Experts explain that the demographic dividend is about youth development, not just employment. The demographic dividend offers a window of opportunity when a bigger youth population that is empowered with skills and education, contributes to the country’s development.

But a demographic dividend is not automatic, they warn. A demographic transition has to happen.

The combined investment in economics and the demographics, including human capital development is expected to reduce the population to 71 million and reduce the number of children per woman to 2.2, achieving a population of 35% under 15 years, thereby changing the population structure to what is desired in order to gain a demographic dividend.

The demographic dividend refers to the accelerated economic growth that begins to happen following such a change in the age structure of a country’s population as it transitions from high to low birth and death rates.

Currently, 60% of Uganda’s population are children under the age of 18, yet 11% of the children below 18 are orphans. This creates a huge dependency burden.

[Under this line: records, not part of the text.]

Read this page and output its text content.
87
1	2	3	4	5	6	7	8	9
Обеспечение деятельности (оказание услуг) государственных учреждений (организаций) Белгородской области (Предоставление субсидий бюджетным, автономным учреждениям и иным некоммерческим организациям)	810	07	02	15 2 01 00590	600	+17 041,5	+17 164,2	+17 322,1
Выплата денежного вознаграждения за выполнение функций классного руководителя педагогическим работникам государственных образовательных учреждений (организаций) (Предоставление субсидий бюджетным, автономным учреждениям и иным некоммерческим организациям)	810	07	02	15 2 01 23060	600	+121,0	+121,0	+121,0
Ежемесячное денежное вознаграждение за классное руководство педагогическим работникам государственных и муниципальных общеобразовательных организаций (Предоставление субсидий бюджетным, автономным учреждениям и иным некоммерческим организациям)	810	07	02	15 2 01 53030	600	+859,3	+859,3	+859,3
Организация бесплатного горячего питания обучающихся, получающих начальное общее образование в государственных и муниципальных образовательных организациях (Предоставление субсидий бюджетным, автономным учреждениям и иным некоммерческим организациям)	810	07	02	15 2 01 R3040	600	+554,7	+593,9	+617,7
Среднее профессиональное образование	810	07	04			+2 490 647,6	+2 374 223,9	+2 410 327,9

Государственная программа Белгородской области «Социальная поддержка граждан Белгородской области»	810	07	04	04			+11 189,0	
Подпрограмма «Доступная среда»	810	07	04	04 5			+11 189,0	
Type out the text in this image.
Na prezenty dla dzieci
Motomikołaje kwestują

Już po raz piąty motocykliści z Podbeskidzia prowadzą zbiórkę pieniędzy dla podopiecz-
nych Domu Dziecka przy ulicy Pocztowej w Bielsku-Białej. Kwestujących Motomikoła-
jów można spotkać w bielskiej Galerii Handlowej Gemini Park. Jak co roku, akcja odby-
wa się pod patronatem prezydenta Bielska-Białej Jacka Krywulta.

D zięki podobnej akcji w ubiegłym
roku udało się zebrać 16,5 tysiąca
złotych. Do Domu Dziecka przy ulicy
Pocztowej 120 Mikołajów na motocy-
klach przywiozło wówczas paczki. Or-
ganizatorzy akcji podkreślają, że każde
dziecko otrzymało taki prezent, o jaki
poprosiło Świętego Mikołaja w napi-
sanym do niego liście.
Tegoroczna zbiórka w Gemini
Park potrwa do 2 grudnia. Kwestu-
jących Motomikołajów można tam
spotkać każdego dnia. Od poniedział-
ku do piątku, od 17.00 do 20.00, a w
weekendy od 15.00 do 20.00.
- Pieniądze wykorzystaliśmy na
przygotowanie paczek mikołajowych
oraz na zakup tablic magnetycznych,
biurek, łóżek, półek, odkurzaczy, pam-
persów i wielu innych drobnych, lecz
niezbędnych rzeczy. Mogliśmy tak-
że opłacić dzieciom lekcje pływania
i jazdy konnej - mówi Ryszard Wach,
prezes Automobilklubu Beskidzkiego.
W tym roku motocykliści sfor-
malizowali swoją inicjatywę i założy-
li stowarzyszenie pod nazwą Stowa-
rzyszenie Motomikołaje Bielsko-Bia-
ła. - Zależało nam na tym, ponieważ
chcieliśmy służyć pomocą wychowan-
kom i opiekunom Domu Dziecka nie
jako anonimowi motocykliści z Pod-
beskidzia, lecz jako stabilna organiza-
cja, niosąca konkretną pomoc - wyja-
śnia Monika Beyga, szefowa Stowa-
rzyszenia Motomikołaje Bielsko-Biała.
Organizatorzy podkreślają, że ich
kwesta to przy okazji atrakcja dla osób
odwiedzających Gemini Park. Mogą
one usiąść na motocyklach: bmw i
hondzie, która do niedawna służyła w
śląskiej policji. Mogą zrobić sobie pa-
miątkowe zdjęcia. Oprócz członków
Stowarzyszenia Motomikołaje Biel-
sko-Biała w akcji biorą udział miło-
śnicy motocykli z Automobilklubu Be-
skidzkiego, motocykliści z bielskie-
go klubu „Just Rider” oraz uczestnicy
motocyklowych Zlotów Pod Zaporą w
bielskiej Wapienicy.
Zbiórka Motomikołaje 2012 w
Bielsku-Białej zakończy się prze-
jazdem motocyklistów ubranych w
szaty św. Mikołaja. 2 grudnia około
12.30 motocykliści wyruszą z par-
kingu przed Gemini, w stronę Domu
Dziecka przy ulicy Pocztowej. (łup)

There is need for a definite reduction in infant and child mortality rates, a sustained fertility decline, massive investment in education, which influences the two and concerted effort in human capital development. This will kick-start progress to achieving the demographic dividend.

Reductions in child mortality are happening. The infant mortality rate reduced by 39% from 89 deaths per 1,000 live births in 1995 to 54 per 1,000 live births in 2011. The under-five mortality rate, reduced by 37% over the same period, from 143 deaths to 90 deaths in 2011. This is an indication that the desired change can happen.

As Dr. Kyadondo has observed: “We should have done what we are talking about yesterday.”